Los funcionarios no funcionan.
Los políticos hablan pero no dicen.
Los votantes votan pero no eligen.
Los medios de información desinforman.
Los centros de enseñanza enseñan a ignorar.
Los jueces condenan a las víctimas.
Los militares están en guerra contra sus compatriotas.
Los policías no combaten los crímenes, porque están ocupados en cometerlos.
Las bancarrotas se socializan, las ganancias se privatizan.
Es mas libre el dinero que la gente.
La gente esta al servicio de las cosas.
Tiempo de los camaleones: nadie ha enseñado tanto a la humanidad como estos humildes animalitos.
Se considera culto a quien bien oculta, se rinde culto a la cultura del disfraz.
Se habla el doble lenguaje de los artistas del disimulo. Doble lenguaje, doble contabilidad, doble moral: una moral para decir, otra moral para hacer.
La moral para hacer se llama realismo.
La ley de la realidad es la ley del poder. Para que la realidad no sea irreal, nos dicen los que mandan, la moral ha de ser inmoral.
Quien no se hace el vivo, va muerto. Estás obligado a ser jodedor o jodido, mentidor o mentido.
Tiempo del qué me importa, del qué le vas a hacer, del no te metas, del sálvese quien pueda.
Tiempo de los tramposos: la producción no rinde, el trabajo no vale.

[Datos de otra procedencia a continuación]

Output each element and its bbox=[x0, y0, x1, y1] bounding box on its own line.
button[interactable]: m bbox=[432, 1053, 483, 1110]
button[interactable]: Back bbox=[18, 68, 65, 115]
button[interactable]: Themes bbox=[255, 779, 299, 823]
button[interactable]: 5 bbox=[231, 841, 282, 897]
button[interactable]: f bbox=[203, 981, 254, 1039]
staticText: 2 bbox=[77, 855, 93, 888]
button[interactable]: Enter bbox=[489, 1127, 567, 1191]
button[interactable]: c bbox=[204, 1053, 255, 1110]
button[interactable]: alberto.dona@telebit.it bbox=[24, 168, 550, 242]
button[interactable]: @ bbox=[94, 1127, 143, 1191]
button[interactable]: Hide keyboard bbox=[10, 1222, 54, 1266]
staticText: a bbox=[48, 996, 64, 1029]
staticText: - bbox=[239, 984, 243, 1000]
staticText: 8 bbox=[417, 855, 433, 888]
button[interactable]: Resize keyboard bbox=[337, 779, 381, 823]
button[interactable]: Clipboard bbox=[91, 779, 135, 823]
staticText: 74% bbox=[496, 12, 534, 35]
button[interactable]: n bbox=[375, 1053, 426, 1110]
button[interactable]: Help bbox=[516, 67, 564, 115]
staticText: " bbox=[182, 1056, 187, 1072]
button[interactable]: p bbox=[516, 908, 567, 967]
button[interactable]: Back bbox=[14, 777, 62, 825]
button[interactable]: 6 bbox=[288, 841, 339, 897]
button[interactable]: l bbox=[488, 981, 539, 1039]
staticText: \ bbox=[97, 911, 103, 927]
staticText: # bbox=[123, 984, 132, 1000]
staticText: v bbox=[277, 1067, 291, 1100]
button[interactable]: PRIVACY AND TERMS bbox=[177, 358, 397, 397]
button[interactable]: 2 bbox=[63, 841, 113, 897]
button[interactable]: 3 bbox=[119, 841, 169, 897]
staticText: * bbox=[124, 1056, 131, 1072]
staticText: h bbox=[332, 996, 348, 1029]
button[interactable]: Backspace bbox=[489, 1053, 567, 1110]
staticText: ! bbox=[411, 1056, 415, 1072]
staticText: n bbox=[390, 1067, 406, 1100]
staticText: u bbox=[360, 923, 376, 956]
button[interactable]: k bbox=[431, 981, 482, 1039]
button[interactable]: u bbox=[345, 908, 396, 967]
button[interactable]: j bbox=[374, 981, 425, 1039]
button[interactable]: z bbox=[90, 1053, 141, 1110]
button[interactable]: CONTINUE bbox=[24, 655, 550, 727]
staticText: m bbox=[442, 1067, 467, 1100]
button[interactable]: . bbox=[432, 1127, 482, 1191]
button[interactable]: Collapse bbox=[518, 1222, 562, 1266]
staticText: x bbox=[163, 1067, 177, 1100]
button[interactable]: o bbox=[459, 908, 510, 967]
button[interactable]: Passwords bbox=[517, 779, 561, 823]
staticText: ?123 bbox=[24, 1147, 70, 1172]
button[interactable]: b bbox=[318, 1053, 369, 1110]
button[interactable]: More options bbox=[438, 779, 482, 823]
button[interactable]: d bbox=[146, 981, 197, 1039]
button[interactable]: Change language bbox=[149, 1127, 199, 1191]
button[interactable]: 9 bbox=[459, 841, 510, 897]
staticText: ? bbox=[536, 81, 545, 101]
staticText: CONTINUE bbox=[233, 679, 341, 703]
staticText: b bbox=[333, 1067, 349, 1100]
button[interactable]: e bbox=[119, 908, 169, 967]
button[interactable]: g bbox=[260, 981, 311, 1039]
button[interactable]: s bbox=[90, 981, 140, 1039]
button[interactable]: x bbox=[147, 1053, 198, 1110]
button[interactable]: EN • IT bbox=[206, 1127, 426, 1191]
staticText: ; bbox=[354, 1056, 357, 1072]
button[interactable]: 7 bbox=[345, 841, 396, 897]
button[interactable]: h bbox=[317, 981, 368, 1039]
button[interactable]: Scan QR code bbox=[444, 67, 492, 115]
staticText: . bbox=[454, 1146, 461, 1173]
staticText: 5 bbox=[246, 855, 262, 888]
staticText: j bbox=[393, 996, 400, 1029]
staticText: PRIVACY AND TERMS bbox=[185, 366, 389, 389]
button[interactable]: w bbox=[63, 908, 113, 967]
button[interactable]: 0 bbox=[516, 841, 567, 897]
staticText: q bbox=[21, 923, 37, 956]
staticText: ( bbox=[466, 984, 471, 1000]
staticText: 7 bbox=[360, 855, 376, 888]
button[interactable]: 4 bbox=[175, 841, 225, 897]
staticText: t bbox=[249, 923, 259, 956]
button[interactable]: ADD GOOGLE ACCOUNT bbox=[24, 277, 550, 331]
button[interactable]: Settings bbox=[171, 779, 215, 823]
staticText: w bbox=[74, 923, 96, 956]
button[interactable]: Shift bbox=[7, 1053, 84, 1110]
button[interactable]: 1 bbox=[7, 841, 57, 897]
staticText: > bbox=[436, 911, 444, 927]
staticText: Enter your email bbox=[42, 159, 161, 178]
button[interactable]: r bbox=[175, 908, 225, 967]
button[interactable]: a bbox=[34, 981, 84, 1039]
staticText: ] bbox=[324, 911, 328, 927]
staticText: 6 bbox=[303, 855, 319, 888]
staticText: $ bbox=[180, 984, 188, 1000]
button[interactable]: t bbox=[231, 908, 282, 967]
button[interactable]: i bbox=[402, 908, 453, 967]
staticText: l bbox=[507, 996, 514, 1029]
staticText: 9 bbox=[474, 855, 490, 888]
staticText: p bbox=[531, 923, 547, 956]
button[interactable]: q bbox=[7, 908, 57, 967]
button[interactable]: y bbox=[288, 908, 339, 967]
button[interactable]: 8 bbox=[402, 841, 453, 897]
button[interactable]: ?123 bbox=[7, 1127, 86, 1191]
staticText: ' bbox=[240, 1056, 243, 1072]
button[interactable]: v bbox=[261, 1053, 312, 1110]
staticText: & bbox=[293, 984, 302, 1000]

En el Río de la Plata, llamamos bobo al corazón. Y no porque se enamora: lo llamamos bobo por lo mucho que trabaja.


Eduardo Galeano




Os funcionários não funcionam.
Os políticos falam e nada dizem.
Os votantes votam mas não elegem.
Os meios de informação desinformam.
Os centros de ensino ensinam a ignorar.
Os juízes condenam as vítimas.
Os militares fazem guerra aos compatriotas.
Os polícias não combatem os crimes, ocupados a cometê-los.
As falências socializam-se, o lucro é privatizado.
É mais livre o dinheiro do que as pessoas.
As pessoas estão ao serviço das coisas.
Tempo de camaleões: ninguém ensinou tanto o homem como eles.
Diz-se culto quem bem oculta, presta-se culto à cultura do disfarce.
Fala-se a dupla linguagem da dissimulação. Dupla linguagem, dupla contabilidade, dupla moral: uma moral na palavra, outra na acção.
A moral da acção chama-se realismo.
A lei da realidade é a lei do poder.
Para a realidade não ser irreal, diz quem manda, a moral tem de ser imoral.
Quem não se faz vivo está morto.
Estás sujeito a quilhar ou ser quilhado,
a enganar ou ser enganado.
Tempo de a mim que me importa, de que é que se há-de fazer, de não te metas, de salve-se quem puder.
Tempo de embusteiros: a produção não rende, o trabalho não vale.
No Rio da Prata, chamamos tonto ao coração. E não é por se enamorar, mas por muito trabalhar.